Arpajon, ancien pays de
Châtres, possède depuis le XIIème siècle un établissement de santé.
L'Hôtel-Dieu
de Châtres, actuellement maison de retraite Guinchard, servait de havre de
protection et de repos pour les pèlerins catholiques du nord de l'Europe en
route vers Saint-Jacques de Compostelle en Espagne. En 1351, il comptait 18
lits. En 1701, il reçut les biens de la Maladrie "Saint Blaise" -
hôpital de lépreux au Moyen-Age. Il fut rebâti en 1717 avec la chapelle. L'Abbé
Guinchard fit construire de nouvelles salles en 1819 et la chapelle fut de
nouveau reconstruite vers 1852 par les soins de Mademoiselle Guinchard.
La
révolution industrielle et l'urbanisation du XIXème siècle, la recherche
naissante d'une amélioration globale de l'hygiène publique, transforment peu à
peu la vocation des hôpitaux. L'Hôtel-Dieu, trop exigu en centre ville, devient
un hospice.
L'hôpital
"Maison de santé Intercommunale d'Arpajon", bâti sur un terrain de 3
hectares près du centre ville, a été commencé en Novembre 1931 et inauguré le
dimanche 9 juillet 1933 avec 130 lits.
Les
nouveaux besoins hospitaliers rendent nécessaires le développement progressif
des techniques médicales et chirurgicales.

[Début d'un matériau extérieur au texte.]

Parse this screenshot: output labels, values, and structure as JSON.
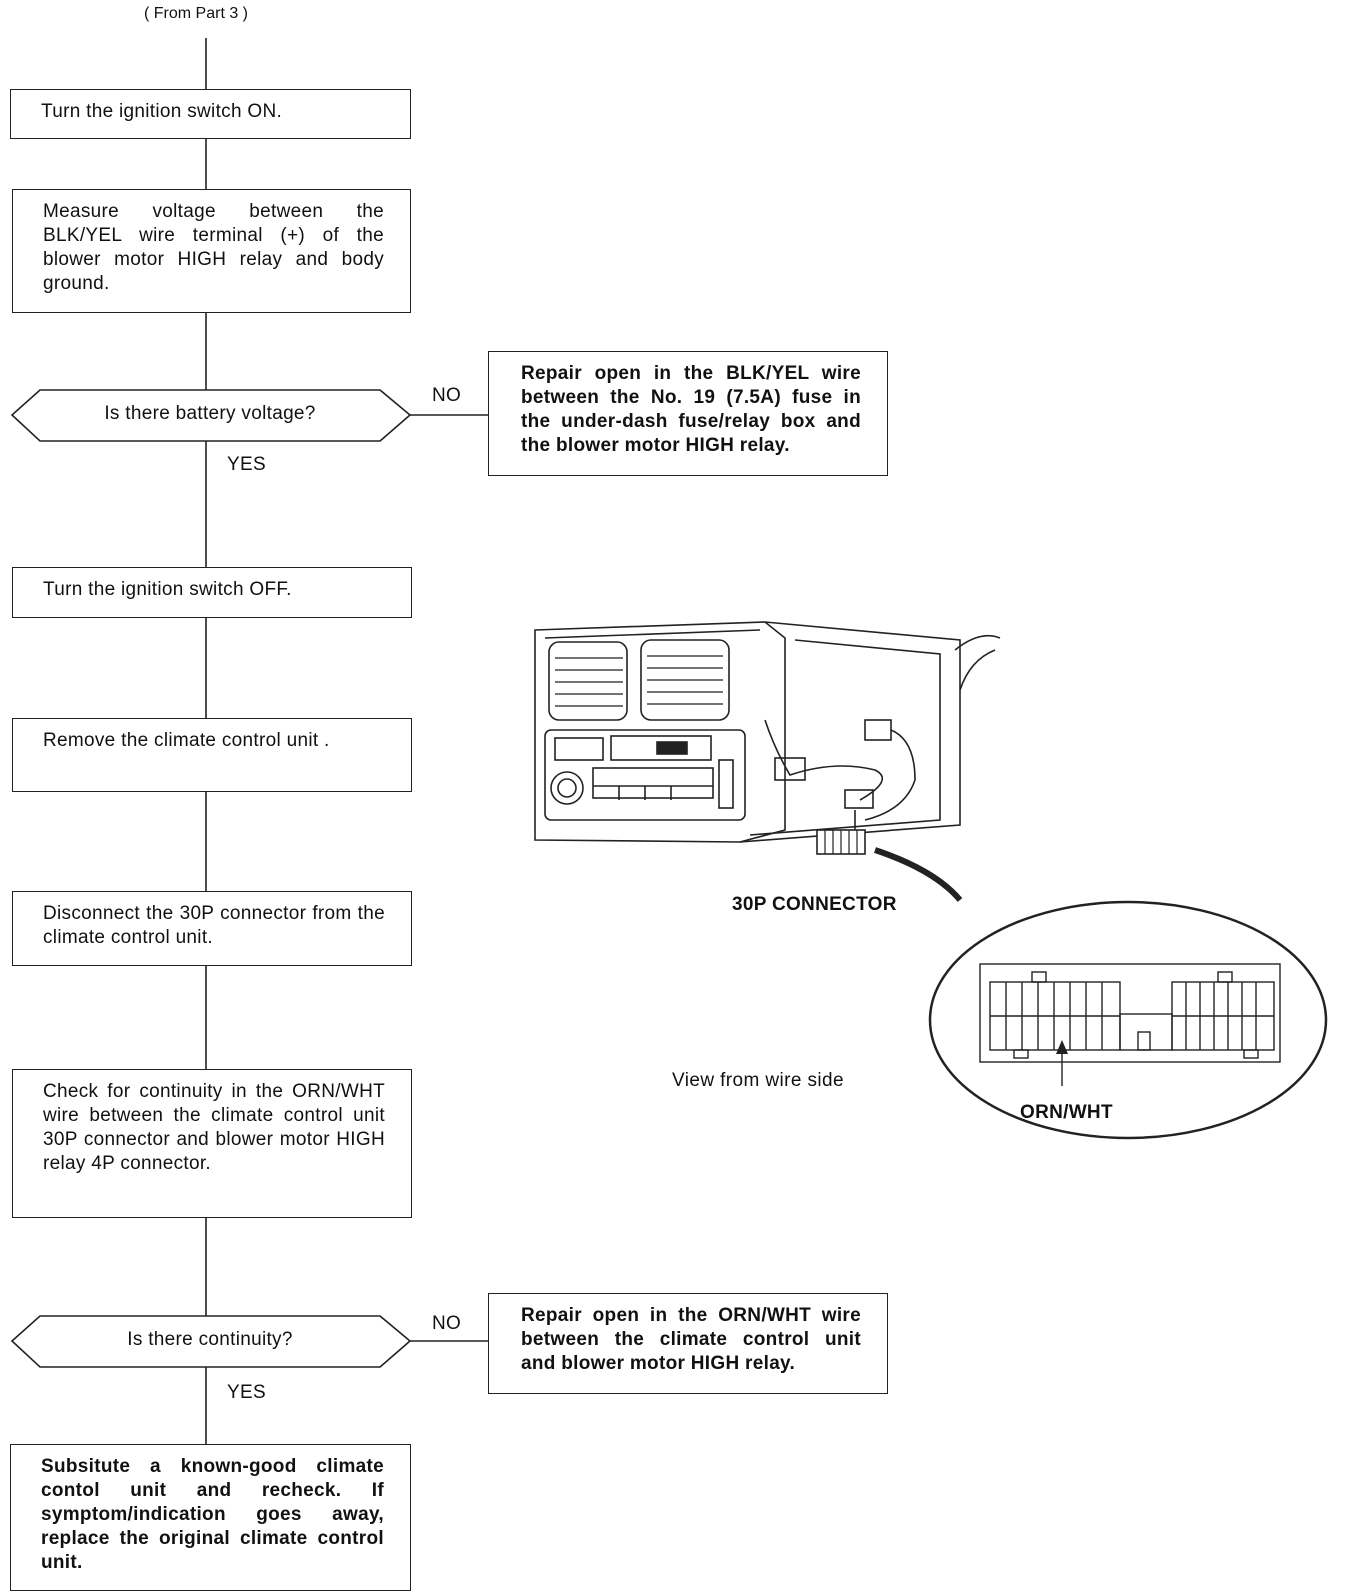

L'adoption d'un plan directeur
d'établissement en 1978 conduit à la reconstruction totale de l'établissement
par tranches de travaux sur l'emplacement actuel.
De
1981 à 1983 construction des services d'hospitalisations : Médecine, Chirurgie
et Réanimation, des consultations et d'un plateau technique complet.
En
1992, s'ouvre le bâtiment "Mère-Enfant" comprenant la
Maternité-Gynécologie et le service de Pédiatrie avec les boxes de néonatologie
et les chambres "mère-enfant".
En
1994, la maison de retraite "Le Village du Pays de Châtres" ouvre ses
portes.
L'année
1995 a vu l'achèvement de la 3ème tranche de reconstruction du
Centre Hospitalier. Terminé en Octobre, ce bâtiment abrite les chambres de
gardes indispensables au fonctionnement médical de l'établissement 24h/24h, les
services techniques, la médecine du travail et les locaux syndicaux.